I have watched for weeks now as both bald eagles have patiently and calmly incubated the eggs, sitting quietly, watching the world around them. They are unhurried, unworried, serene and beautiful as they do what they were created to do. When Jackie changes positions, she tenderly turns the eggs with her beak, then straddles the eggs, carefully folding her talons in so she doesn’t puncture anything. Then as she settles over the eggs she rocks from side to side to get all those downy feathers spread over her treasures to warm and protect them. There is only a sense of peace and quiet purpose, and waiting. I would even say waiting on God. Because the eagles don’t form the chicks inside. God does. The eagles just do their part and He takes care of the rest. Oh, surely there’s a lesson there.
So I then turned to Psalm 91 and read this:
“He who dwells in the shelter of the Most High will abide in the shadow of the Almighty. I will say to the LORD, ‘You are my refuge and my fortress, my God, in whom I trust.’ He will cover you with His feathers; under His wings you will find refuge; His faithfulness is a shield and rampart.”

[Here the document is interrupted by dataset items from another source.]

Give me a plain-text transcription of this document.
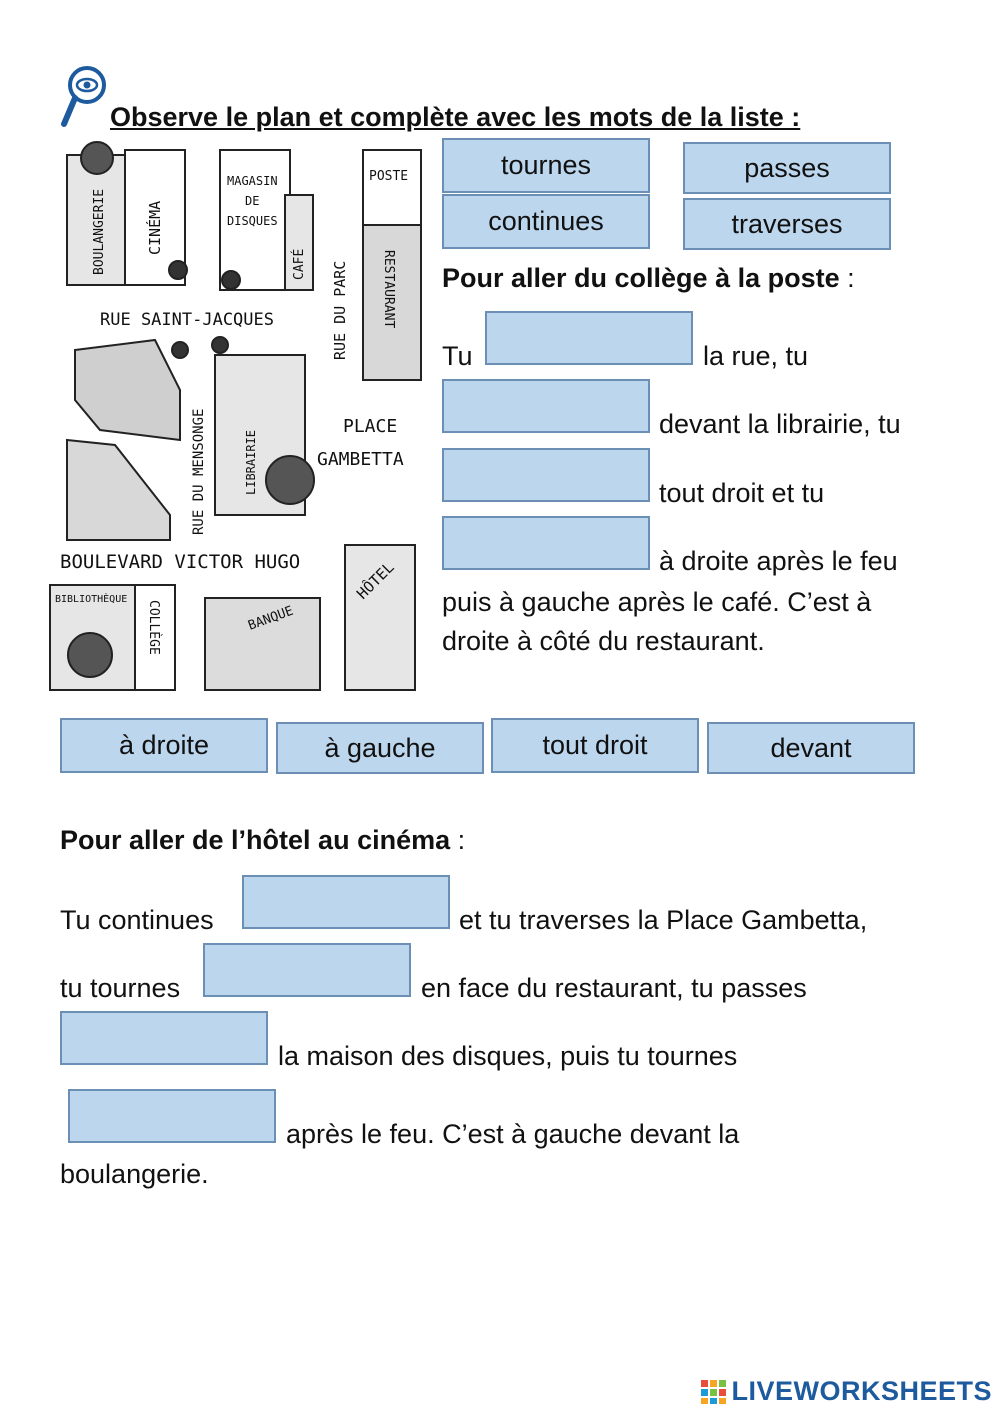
Observe le plan et complète avec les mots de la liste :
BOULANGERIE	CINÉMA
MAGASIN
DE
DISQUES
CAFÉ RUE DU PARC
POSTE
RESTAURANT
RUE SAINT-JACQUES
PLACE
GAMBETTA
RUE DU MENSONGE	LIBRAIRIE
BOULEVARD VICTOR HUGO	HÔTEL
BIBLIOTHÈQUE
COLLÈGE	BANQUE
tournes	passes
continues	traverses
Pour aller du collège à la poste :
Tu	la rue, tu
devant la librairie, tu
tout droit et tu
à droite après le feu
puis à gauche après le café. C’est à
droite à côté du restaurant.
à droite	à gauche	tout droit	devant
Pour aller de l’hôtel au cinéma :
Tu continues	et tu traverses la Place Gambetta,
tu tournes	en face du restaurant, tu passes
la maison des disques, puis tu tournes
après le feu. C’est à gauche devant la
boulangerie.
LIVEWORKSHEETS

That little bobble-headed eaglet abides under the shadow of his parents’ feathers and wings. They keep him safe from the ravens who circle, looking for an opportunity to snatch him. They give him refuge with their wings. They have been taught by the God who spins the Milky Way and every other galaxy how to faithfully care for their young.

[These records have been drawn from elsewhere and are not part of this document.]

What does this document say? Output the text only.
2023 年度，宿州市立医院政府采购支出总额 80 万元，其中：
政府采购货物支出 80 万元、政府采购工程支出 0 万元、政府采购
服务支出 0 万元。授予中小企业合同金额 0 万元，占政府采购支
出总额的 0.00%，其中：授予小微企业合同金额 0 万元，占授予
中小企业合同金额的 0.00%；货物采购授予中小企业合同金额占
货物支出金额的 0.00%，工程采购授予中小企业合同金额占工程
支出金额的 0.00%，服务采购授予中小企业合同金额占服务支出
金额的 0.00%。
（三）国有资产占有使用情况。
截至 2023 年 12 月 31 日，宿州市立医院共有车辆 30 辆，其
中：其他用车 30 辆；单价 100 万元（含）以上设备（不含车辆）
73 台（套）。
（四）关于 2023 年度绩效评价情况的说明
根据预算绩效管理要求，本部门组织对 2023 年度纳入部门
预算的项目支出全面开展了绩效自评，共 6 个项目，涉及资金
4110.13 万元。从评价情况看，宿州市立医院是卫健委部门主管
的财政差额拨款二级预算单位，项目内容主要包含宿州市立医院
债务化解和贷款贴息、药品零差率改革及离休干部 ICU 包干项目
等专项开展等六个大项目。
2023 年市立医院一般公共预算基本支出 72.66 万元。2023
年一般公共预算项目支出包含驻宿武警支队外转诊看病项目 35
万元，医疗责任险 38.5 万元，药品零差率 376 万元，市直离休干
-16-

Should I be as calm and secure in this groaning world as that fuzzy little eaglet is in his nest so high above Big Bear Lake? I can only pray, “Oh Lord, help me to rest in you. To trust in you so completely that I live in the peace Jesus died to give me.”
I’ve been listening to my daughter Sharon’s podcast. My guess is that if your child had a podcast you would listen to it too. Sharon is my oldest daughter, and she had my middle daughter Carolyn on recently, as they discussed some “brain tingle moments” about the state of Washington. I had to laugh when they reminisced about their childhood, and I learned a few things I never knew.

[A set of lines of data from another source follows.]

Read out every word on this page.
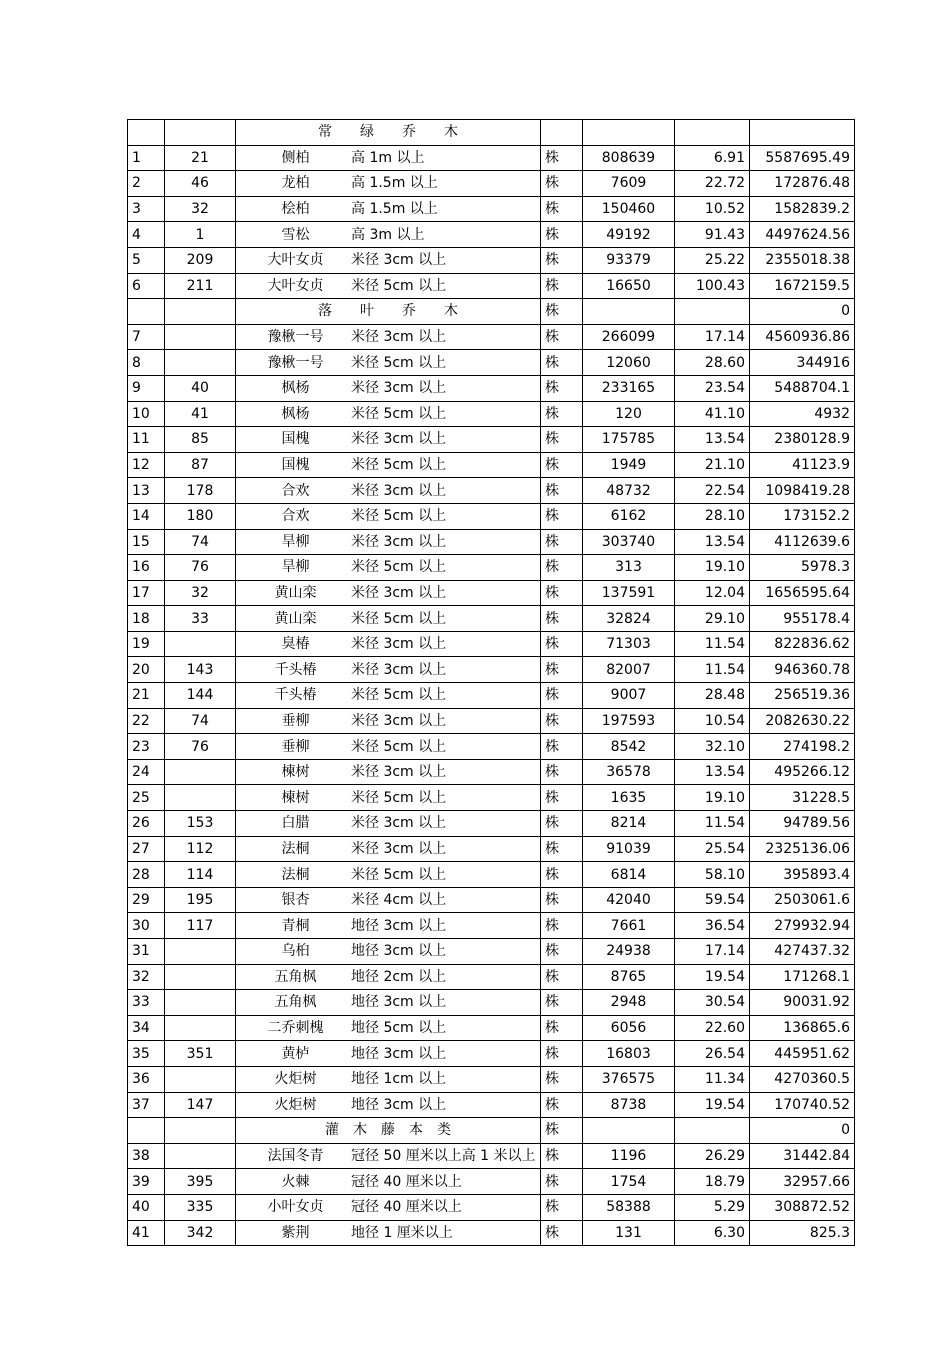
		常　　绿　　乔　　木				

1	21	侧柏 高 1m 以上	株	808639	6.91	5587695.49
2	46	龙柏 高 1.5m 以上	株	7609	22.72	172876.48
3	32	桧柏 高 1.5m 以上	株	150460	10.52	1582839.2
4	1	雪松 高 3m 以上	株	49192	91.43	4497624.56
5	209	大叶女贞 米径 3cm 以上	株	93379	25.22	2355018.38
6	211	大叶女贞 米径 5cm 以上	株	16650	100.43	1672159.5

		落　　叶　　乔　　木	株			0
7		豫楸一号 米径 3cm 以上	株	266099	17.14	4560936.86
8		豫楸一号 米径 5cm 以上	株	12060	28.60	344916
9	40	枫杨 米径 3cm 以上	株	233165	23.54	5488704.1
10	41	枫杨 米径 5cm 以上	株	120	41.10	4932
11	85	国槐 米径 3cm 以上	株	175785	13.54	2380128.9
12	87	国槐 米径 5cm 以上	株	1949	21.10	41123.9
13	178	合欢 米径 3cm 以上	株	48732	22.54	1098419.28
14	180	合欢 米径 5cm 以上	株	6162	28.10	173152.2
15	74	旱柳 米径 3cm 以上	株	303740	13.54	4112639.6
16	76	旱柳 米径 5cm 以上	株	313	19.10	5978.3
17	32	黄山栾 米径 3cm 以上	株	137591	12.04	1656595.64
18	33	黄山栾 米径 5cm 以上	株	32824	29.10	955178.4
19		臭椿 米径 3cm 以上	株	71303	11.54	822836.62
20	143	千头椿 米径 3cm 以上	株	82007	11.54	946360.78
21	144	千头椿 米径 5cm 以上	株	9007	28.48	256519.36
22	74	垂柳 米径 3cm 以上	株	197593	10.54	2082630.22
23	76	垂柳 米径 5cm 以上	株	8542	32.10	274198.2
24		楝树 米径 3cm 以上	株	36578	13.54	495266.12
25		楝树 米径 5cm 以上	株	1635	19.10	31228.5
26	153	白腊 米径 3cm 以上	株	8214	11.54	94789.56
27	112	法桐 米径 3cm 以上	株	91039	25.54	2325136.06
28	114	法桐 米径 5cm 以上	株	6814	58.10	395893.4
29	195	银杏 米径 4cm 以上	株	42040	59.54	2503061.6
30	117	青桐 地径 3cm 以上	株	7661	36.54	279932.94
31		乌桕 地径 3cm 以上	株	24938	17.14	427437.32
32		五角枫 地径 2cm 以上	株	8765	19.54	171268.1
33		五角枫 地径 3cm 以上	株	2948	30.54	90031.92
34		二乔刺槐 地径 5cm 以上	株	6056	22.60	136865.6
35	351	黄栌 地径 3cm 以上	株	16803	26.54	445951.62
36		火炬树 地径 1cm 以上	株	376575	11.34	4270360.5
37	147	火炬树 地径 3cm 以上	株	8738	19.54	170740.52

		灌　木　藤　本　类	株			0
38		法国冬青 冠径 50 厘米以上高 1 米以上	株	1196	26.29	31442.84
39	395	火棘 冠径 40 厘米以上	株	1754	18.79	32957.66
40	335	小叶女贞 冠径 40 厘米以上	株	58388	5.29	308872.52
41	342	紫荆 地径 1 厘米以上	株	131	6.30	825.3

Then I listened to the episode where two members of Congress were on the podcast (called Sharon Says So), and felt like cheering. Dean Phillips is a Democrat and Brian Fitzpatrick is a Republican, and they became friends in spite of their disagreements, reaching across the aisle in a spirit of kindness and collaboration, and challenging others to do the same. These men have actually quietly spoken to members of Congress who are acting poorly, saying things like, “If your behavior here would make Putin happy, maybe rethink what you’re doing.” I felt hopeful after listening to these two men share about the respect they try to offer as they serve in their elected capacities.
The sun is coming up over Lake Superior now, so I had better get ready for the day. I have a kitchen to clean, laundry to fold, my CBS lesson to do, foster care paperwork to catch up on, books to read, prayers to pray.
I hope today you can behold some of God’s glory and feel His love and mercy at work in you.